Hace
poco publiqué un tuit que, como muchos otros de mi cuño, es un disparate que
encierra algún átomo —¿qué más podría ser?— de verdad. Es éste: “Lo bueno de
que se extinga la inspiración en la Tierra es que ya nadie preguntaría: ‘¿En
qué te inspiras para escribir?’". La inspiración no está en peligro de
extinguirse, por supuesto, ni la pregunta dejará de ser recurrente cada vez que
alguien tenga —en una universidad, en una rueda de prensa o en una sobremesa
familiar— la noble inquietud de saber de dónde demonios saca el escritor sus
mafufadas o qué le detona el deseo por parir determinados textos.
Creo
que jamás he escrito sobre el tema, y eso que muchas veces lo he reflexionado no con afán didáctico o filosófico, pues la cabeza no me da para tanto, sino
como simple mortal que a veces tiene el impulso de pensar en lo que le atañe.

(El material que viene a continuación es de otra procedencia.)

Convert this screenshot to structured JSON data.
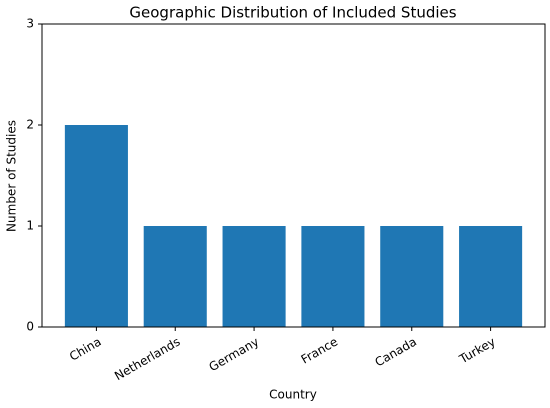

Así entonces, el producto de mi reflexión desemboca en la noción que aquí
planteo esquemáticamente, a salto de página, dado que dispongo de poco espacio
para explicar algo que tal vez, para ser más preciso, demandaría al menos un
ensayo amplio y con los pelos bien engominados.
He
aquí mi planteo: en la disyuntiva “inspiración o transpiración” yo me quedo con
ambas, pues ambas son parte inherente del (de mi) trabajo “creativo”, y esto, insisto, lo digo por
experiencia, con la autoridad que me da el fracaso, como dijo Fitzgerald. En
efecto, creo, o estoy seguro, más bien, que al menos a mí sí se me han
aparecido tantito las rejegas musas, aunque una parte significativa, la mayor,
de mis “frutos” se debe no tanto al estro, a la inspiración, sino a la chamba,
al hecho simple de imponerme una tarea (digamos, un libro) y tratar de terminarlo
con cierta disciplina y en cierto tiempo, aquel que permiten las denominadas
chambas alimenticias.
Perdonen
la autorreferencialidad, pero soy el hombre que tengo más a la mano, como dijo
no recuerdo quién. He sentido la presencia de la “inspiración” a rachitas,
apenas como un susurro, como un bisbiseo que me dicta algo por lo general
misterioso. Pero pasa pronto, jamás se queda a vivir dentro de mí por
temporadas largas, así que he debido ingeniármelas para que el trapiche siga moliendo
sin la colaboración de las musas. Y es aquí donde viene lo más peliagudo. Es
fácil escribir un poema o un cuento movido por un ataque de inspiración. Cualquiera
que sufra una tremenda y repentina alegría o una tremenda y repentina desdicha
puede ser capaz de sancochar unos renglones, así sean prescindibles; lo
complicado es construir algo decoroso sin más acicate que la conciencia y la
fuerza de voluntad. Por eso son escasísimos los casos de trascendencia basada
en uno o dos libros “inspirados” (Rimbaud, Rulfo…). La mayoría de los
escritores, por desgracia, han tenido que depender de la ecuación tiempo/nalga.
Lo
poco o mucho, lo digno o indigno que he parido como aporreador de teclas, por
ejemplo, se debe a un cinco por ciento de inspiración y a un 95 de
transpiración. Debo añadir, por otra parte, que esto del sudor no es metafórico
si uno escribe en La Laguna. Bueno fuera.